Disturb us, Lord, when
We are too pleased with ourselves,
When our dreams have come true
Because we dreamed too little,
When we arrived safely
Because we sailed too close to the shore.
Disturb us, Lord, when
with the abundance of things we possess
We have lost our thirst
For the waters of life;
Having fallen in love with life,
We have ceased to dream of eternity
And in our efforts to build a new earth,
We have allowed our vision
Of the new Heaven to dim.
—Francis Drake (1577)
It’s 1992, at Emo’s in Austin. The opening act is the straight-ahead punk rock of DOA. The headliners: the Canadian math rockers, NoMeansNo. Hours of intensity, at high volume, in a packed, sweaty crowd. Like being in a small room at Cambridge, with Wittgenstein relentlessly lecturing, hectoring. Or like getting caught in an electrical storm. Then, without warning, it’s over. The lights go up, the crowd starts to thin, I think about going home. But the two bands come back, together, and of all unlikely things, begin to play a dopey, sloppy rendition of "Ob-La-Di, Ob-La-Da.” In that crowded room, everything changes. It’s the same walls, the same floor. The same crowd, same musicians. But the night is now morning. It is a party. Like a punk rock Pentecost, where there had been angst, there is now only joy.
As 2017 dawns, the Trump Presidency looms. For me, Martin Luther King Jr.
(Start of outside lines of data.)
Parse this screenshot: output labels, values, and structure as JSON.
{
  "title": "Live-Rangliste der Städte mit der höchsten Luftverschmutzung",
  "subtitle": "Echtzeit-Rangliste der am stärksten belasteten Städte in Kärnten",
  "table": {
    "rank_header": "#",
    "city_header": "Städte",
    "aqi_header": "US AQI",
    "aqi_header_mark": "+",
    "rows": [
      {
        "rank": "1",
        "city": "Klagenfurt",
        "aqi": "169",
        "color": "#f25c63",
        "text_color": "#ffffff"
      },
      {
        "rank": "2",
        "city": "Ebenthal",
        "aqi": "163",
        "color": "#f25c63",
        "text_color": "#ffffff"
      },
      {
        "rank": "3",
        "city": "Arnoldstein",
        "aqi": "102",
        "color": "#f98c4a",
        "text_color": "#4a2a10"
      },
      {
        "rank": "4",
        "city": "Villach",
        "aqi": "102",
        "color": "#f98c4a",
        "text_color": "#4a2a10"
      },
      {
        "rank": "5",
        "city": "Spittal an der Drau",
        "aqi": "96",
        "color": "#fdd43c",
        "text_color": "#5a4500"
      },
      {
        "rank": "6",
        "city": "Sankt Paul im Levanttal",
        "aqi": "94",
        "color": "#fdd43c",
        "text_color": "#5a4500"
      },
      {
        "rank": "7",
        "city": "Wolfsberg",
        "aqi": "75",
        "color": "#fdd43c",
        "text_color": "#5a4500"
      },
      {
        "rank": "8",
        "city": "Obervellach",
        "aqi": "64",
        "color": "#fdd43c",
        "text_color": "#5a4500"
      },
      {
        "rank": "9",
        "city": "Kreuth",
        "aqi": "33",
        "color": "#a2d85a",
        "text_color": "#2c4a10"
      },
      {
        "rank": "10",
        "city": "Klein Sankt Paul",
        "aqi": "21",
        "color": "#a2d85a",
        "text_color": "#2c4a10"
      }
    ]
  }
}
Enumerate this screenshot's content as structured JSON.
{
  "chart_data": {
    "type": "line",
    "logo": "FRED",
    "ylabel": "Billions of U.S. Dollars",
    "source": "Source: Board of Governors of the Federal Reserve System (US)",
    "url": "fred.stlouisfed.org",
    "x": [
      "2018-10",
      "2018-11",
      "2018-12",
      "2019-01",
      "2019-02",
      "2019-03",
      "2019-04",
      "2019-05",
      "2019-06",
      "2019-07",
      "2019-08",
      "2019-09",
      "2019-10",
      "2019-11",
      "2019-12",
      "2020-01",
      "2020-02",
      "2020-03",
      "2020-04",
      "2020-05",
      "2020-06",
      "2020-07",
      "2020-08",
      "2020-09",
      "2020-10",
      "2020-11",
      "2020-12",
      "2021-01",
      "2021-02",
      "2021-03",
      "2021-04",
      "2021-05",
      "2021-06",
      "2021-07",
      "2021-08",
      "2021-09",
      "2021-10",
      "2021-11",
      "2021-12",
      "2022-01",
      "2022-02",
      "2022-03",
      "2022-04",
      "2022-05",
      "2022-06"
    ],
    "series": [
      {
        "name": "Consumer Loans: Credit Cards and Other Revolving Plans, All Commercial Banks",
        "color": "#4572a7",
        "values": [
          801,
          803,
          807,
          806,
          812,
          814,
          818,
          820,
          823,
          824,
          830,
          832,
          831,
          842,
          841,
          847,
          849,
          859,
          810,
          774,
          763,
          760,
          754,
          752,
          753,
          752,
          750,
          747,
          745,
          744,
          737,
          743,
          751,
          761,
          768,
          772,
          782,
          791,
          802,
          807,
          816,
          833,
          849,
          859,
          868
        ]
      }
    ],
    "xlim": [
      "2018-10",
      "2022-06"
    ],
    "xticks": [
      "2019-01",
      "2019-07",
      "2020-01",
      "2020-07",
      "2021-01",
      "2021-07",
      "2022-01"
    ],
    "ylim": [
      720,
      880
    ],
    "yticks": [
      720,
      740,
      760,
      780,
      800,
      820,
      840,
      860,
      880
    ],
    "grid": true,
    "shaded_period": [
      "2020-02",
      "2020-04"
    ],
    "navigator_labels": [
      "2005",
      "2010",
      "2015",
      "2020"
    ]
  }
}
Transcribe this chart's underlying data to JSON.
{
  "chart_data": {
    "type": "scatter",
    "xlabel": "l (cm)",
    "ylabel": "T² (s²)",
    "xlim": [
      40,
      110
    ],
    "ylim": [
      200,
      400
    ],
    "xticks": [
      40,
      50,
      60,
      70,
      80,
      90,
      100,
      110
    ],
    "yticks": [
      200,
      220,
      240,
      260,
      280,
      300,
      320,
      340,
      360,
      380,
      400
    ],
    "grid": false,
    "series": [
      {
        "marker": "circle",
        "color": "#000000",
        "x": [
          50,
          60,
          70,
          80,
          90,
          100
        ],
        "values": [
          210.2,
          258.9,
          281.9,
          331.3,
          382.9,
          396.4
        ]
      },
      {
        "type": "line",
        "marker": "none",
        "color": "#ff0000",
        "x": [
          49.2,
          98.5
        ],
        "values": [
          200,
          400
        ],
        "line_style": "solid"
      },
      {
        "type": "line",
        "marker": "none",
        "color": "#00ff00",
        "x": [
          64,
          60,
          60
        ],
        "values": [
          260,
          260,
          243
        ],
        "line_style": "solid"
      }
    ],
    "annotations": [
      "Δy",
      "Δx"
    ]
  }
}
Day will be to get ready, to get clear, and to pray.
I pray not for comfort, nor deliverance that would leave others to drown. A white man has choices that others do not. So, I pray to be disturbed, to stay awake, to stick it out in the storm—because I don’t want the cheap grace of self-gratification. I want what comes to those who stay out in the storm. The Spirit that races through and then fills the whole room. I want liberty and justice for all in my country. That will ask of me—and of many of you—the discipline of discomfort.
May we be found in the storm, through the night, trusting that, if we are faithful, if we don’t check out too soon, where there was suffering and sorrow, there will one day be joy. And that, after a long night, the morning will come.
God of our hearts, who is there in the silence but also there in the storm, make us instruments of Your peace, which is not the absence of conflict, but the presence of justice. Give us the patience and foresight to understand that weeping may last through the night, but joy comes in the morning. Amen.